The rapid adoption of large language models and multimodal foundation models has made multimodal data preparation pipelines critical AI infrastructure. These pipelines interleave CPU-heavy preprocessing with accelerator-backed (GPU/NPU/TPU) inference and produce massive intermediate artifacts. Achieving high throughput is difficult because workloads are highly non-stationary: regime shifts, input-dependent inference, and transient memory spikes cause rapid performance fluctuations and out-of-memory (OOM) failures. Existing schedulers typically rely on threshold-based autoscaling or assume synchronous, homogeneous operators, leading to poor efficiency. We present Trident, an adaptive scheduling framework for heterogeneous multimodal pipelines on fixed-resource clusters. Trident closes the loop across three coupled layers: (i) an observation layer that estimates per-operator sustainable throughput for asynchronous operators via Gaussian Process regression with anomaly filtering; (ii) an adaptation layer that detects workload shifts online and performs memory-constrained Bayesian optimization to recommend OOM-safe configurations; and (iii) a scheduling layer that solves a mixed-integer linear program to jointly optimize operator parallelism, placement, and configuration transitions under heterogeneous compute and bandwidth constraints, accounting for cold-start overhead via rolling updates. Decisions trigger sample invalidation and model refresh to keep estimates consistent with the active configuration. Implemented on Ray Data, Trident improves end-to-end throughput by up to 2.01x on a document curation (PDF) pipeline and 1.88x on a video curation pipeline over a static baseline, with low overhead suitable for online re-optimization.
Paper Structure (34 sections, 19 equations, 3 figures, 6 tables, 2 algorithms)

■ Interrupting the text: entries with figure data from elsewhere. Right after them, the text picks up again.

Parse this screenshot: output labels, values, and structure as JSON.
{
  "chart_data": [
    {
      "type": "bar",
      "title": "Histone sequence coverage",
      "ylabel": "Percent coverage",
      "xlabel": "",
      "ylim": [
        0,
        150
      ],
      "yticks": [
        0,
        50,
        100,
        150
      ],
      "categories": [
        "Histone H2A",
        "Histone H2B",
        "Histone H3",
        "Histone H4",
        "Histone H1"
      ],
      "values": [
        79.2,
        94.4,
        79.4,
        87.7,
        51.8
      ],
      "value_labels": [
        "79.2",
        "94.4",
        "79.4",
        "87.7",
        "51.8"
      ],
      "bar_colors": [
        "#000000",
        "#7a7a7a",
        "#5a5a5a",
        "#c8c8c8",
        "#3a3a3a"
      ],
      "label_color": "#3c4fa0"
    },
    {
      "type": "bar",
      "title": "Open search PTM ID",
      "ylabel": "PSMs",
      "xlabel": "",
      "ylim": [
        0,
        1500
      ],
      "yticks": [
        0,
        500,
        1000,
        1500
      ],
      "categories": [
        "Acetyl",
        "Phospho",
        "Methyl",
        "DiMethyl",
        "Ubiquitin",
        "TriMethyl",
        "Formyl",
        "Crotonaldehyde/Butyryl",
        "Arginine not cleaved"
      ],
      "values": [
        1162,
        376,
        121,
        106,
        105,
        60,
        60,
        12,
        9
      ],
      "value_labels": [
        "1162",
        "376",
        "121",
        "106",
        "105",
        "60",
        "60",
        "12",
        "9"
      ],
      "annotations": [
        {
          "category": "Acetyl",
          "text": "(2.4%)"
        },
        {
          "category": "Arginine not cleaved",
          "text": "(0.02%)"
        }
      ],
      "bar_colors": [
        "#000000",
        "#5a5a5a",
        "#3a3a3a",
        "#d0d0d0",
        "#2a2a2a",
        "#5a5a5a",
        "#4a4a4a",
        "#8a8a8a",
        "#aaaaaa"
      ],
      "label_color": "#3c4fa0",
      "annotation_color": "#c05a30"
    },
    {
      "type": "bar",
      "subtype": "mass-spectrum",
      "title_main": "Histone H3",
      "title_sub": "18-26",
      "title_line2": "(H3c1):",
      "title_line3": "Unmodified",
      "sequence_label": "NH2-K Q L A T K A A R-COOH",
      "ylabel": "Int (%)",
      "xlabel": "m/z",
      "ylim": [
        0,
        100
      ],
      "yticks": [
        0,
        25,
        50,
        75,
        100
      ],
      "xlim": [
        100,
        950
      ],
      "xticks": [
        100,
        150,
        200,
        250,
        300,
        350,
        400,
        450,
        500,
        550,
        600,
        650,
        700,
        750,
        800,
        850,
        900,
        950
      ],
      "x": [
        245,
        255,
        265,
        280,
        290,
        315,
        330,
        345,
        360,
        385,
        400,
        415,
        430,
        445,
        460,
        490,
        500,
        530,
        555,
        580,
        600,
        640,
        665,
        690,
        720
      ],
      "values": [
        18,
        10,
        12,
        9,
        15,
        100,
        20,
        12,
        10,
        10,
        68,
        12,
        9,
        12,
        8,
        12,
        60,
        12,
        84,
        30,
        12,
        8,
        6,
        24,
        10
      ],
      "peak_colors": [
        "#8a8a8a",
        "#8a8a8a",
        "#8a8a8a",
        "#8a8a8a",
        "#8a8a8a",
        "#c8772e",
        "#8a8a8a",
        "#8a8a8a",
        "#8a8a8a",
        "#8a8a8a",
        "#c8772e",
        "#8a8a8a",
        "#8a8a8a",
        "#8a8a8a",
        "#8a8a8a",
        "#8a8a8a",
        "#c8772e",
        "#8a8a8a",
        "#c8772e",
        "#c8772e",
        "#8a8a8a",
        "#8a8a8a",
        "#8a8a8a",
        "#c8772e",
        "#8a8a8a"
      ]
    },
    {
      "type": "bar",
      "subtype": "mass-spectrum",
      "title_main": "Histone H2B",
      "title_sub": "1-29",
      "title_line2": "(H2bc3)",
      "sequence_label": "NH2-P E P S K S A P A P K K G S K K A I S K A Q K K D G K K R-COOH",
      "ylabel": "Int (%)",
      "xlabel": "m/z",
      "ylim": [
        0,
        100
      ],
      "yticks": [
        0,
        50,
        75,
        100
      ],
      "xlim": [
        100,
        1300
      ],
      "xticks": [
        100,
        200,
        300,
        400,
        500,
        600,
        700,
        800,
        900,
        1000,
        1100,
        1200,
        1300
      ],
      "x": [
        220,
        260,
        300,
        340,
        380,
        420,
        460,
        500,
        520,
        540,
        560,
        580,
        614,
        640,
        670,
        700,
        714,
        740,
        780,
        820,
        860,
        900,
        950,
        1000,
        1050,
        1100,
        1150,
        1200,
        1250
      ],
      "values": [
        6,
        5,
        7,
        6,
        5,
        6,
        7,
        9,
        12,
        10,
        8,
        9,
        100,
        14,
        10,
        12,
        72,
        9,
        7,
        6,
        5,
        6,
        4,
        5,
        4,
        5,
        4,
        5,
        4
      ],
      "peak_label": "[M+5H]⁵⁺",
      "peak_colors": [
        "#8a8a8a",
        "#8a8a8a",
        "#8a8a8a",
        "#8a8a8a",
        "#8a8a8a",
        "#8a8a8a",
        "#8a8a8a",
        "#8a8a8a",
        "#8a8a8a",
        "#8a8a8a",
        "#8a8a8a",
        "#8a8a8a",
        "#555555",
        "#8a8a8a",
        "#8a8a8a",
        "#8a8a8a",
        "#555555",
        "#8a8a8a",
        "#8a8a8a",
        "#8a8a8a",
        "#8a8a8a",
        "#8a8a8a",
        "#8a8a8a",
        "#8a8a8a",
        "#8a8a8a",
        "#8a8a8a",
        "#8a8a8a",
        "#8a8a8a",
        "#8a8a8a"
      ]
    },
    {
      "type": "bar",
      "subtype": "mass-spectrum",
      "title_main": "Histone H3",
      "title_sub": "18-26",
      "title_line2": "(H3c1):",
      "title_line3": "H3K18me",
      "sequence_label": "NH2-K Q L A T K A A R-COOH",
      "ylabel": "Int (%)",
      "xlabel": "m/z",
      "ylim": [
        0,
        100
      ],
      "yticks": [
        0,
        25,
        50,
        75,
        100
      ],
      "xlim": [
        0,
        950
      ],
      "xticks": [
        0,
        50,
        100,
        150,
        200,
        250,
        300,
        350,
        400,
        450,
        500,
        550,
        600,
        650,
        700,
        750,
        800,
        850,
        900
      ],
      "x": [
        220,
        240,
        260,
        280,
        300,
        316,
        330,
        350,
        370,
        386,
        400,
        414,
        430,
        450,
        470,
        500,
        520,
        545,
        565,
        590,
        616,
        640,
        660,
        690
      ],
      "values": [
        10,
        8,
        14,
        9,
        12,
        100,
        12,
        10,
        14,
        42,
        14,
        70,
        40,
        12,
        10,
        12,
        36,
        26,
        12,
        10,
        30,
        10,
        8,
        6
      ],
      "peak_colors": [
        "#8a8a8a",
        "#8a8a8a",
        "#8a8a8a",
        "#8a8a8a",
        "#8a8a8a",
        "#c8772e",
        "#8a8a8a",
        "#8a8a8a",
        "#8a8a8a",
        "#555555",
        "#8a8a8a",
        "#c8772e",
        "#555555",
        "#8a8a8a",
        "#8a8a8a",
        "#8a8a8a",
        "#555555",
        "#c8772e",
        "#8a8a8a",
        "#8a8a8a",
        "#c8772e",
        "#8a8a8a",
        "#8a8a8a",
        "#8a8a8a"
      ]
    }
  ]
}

This paper contains 34 sections, 19 equations, 3 figures, 6 tables, 2 algorithms.

Figures (3)

  • Figure 1: Trident system architecture. The metrics collector gathers runtime statistics from operator instances and feeds them to two parallel paths: the observation layer filters anomalies and estimates operator throughput via Gaussian Process regression, while the adaptation layer performs workload clustering and maintains memory-aware configuration recommendations via memory-constrained Bayesian optimization. The scheduling layer integrates capacity estimates and configuration recommendations to solve an MILP that jointly optimizes parallelism, placement, and configuration transitions. Upon committing a configuration transition, the scheduling layer signals the observation layer to invalidate stale samples (path ➈), ensuring capacity estimates remain consistent with the active configuration.
  • Figure 2: End-to-end throughput comparison on the PDF processing and video curation pipelines. Methods differ in their system-level coverage of capacity estimation, configuration tuning, and resource scheduling (Table \ref{['tab:coverage']}). Trident integrates all three layers in a closed loop. Speedup is reported relative to the Static baseline.
  • Figure 3: Ablation study. Throughput is normalized to the full Trident system (100%). Removing either layer degrades performance on both pipelines, with the observation layer contributing more in both cases.